The idea of “lifelong learning” comes up quite a bit as we talk about education. At first blush, this sounds very straightforward: we don’t think that learning is limited to the school environment. We want people to continue learning after they graduate from whatever the highest level of “school” is that they complete, and we want them to continue learning for their entire lives.
This is a nice sentiment, but what does it really mean in a K-12 environment? What can we do within the walls of the school to make sure that students continue to learn even when they are no longer in school?
A standard answer is that there are habits of mind associated with learning, and that if we can establish these habits or dispositions in K-12 children, they will become lifelong learners. A key disposition, perhaps the one on which all other learning depends, is curiosity. It’s one thing to learn something because you have a teacher or a parent or a boss leaning over your shoulder telling you that you need to learn something. But to truly be a lifelong learner, you need to want to learn even when you don’t have a teacher or parent or boss pushing you. Curiosity is what makes you want to learn.

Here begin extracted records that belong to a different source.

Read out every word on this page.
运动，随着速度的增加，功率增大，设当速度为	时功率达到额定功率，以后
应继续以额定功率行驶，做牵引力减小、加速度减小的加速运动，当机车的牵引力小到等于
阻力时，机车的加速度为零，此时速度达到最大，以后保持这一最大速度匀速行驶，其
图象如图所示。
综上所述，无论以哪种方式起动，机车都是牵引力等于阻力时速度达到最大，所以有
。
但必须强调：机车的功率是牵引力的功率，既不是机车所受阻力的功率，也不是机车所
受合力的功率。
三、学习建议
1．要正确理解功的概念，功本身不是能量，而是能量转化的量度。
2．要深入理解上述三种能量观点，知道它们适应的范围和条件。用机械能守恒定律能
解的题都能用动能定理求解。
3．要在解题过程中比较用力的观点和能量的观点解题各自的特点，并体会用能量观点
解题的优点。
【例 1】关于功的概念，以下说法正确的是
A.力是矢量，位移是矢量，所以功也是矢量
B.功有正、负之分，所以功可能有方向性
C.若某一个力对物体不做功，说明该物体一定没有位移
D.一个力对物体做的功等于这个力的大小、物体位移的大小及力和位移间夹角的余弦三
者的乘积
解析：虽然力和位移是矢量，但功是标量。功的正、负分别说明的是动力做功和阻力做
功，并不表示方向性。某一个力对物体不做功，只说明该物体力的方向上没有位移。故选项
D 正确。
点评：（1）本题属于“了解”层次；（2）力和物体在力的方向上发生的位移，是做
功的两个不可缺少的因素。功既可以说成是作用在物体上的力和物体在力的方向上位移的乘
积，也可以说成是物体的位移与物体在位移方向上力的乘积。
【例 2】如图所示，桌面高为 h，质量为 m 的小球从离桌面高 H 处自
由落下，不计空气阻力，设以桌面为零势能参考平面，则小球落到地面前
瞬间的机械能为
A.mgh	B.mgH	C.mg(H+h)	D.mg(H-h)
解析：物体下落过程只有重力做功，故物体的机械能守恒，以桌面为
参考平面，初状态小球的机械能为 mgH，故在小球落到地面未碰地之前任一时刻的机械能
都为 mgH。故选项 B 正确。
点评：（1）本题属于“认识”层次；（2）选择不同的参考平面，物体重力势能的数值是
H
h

There’s something a little bit funny about this answer, though. Do we really need to establish curiosity in a child? Have you ever met a child who wasn’t curious about the world around them? And if children are already curious by nature – which is to say that they already want to learn – shouldn’t it be easy to “create” lifelong learners? Shouldn’t this just happen naturally, with no intervention on the part of schools or parents? And if so, why doesn’t it happen?
So now the question is changing somewhat. Instead of asking how to get children to be curious about the world, we’re beginning to ask what happens to stifle their natural curiosity. What happens that makes children stop asking questions?
At some point in time, children become self-conscious and start to desire approval from adults. Early in life, this doesn’t matter as much – the priority is on fun, and what others think is irrelevant. There is nothing shameful about running around the house naked and generally making a fool of yourself, because the entire idea of having your worth be judged by someone else hasn’t even occurred to you yet. You aren’t trying to impress anyone else.
But eventually, children become aware that adults have separate minds of their own, and adults judge children based on their own criteria. And when this happens, it is perfectly natural for children to want to “measure up.” They want to be judged as good or smart or clever by the adults (and other children) in their lives. Once this desire takes hold, shame enters into a child’s life – as does a fear of being wrong.
Most of us in the field of education will say that you can learn from your mistakes, and sometimes you can even learn more from mistakes than you can from being right all the time. As a result, you shouldn’t be afraid of making mistakes. As long as you learn from them, who cares if your first guess is wrong?
While this is very easy to say, it is much harder to put into practice. I used to teach high school German, and I would always encourage students to just talk, and not to worry about whether they made mistakes. But if I’m being honest with myself, I know that there were (and still are) times that I will hesitate when speaking with native German speakers because I’m afraid that I might use the wrong word or phrase something awkwardly or conjugate a verb incorrectly. And the pressure is even higher, because I’m a licensed German teacher – I should know better!
We can all think about times when we didn’t say something because we were afraid of being wrong. Maybe it was a situation at work. Maybe it was a trivia question at a game night. Making mistakes on a social media quiz is no big deal – if you don’t like your results, you don’t have to share them! Making mistakes when other people are watching, though, is an entirely different ball of wax.
Since making mistakes publicly is humiliating, students learn defense mechanisms. You can take the stance that school just isn’t cool, so you don’t put any effort into it – never do your homework, come to class unprepared, and act like you just don’t care. How can you be humiliated for not knowing the answer to a question if (a) you didn’t read the assignment so you couldn’t be expected to know the answer, and (b) it was a stupid assignment anyway?
Another common defense mechanism is to become a class clown. Play up your own stupidity. If you’re funny, maybe people will be too busy laughing to judge you all that harshly for not knowing the answer.
Perhaps, then, the habit of mind that we’re looking for, then, is a willingness to be wrong – even when other people are watching. The best time to start instilling this habit is when children start to become self-conscious. I am not suggesting that we want children to think that the opinions of others are irrelevant – knowing how other people are reacting to what you do and say is important to managing social relationships, after all. But perhaps we want children to realize that there is nothing shameful about making mistakes – as long as you try to learn from them. And once children realize this, shame won’t hold them back from becoming the lifelong learners that our own natural curiosity will drive us to become.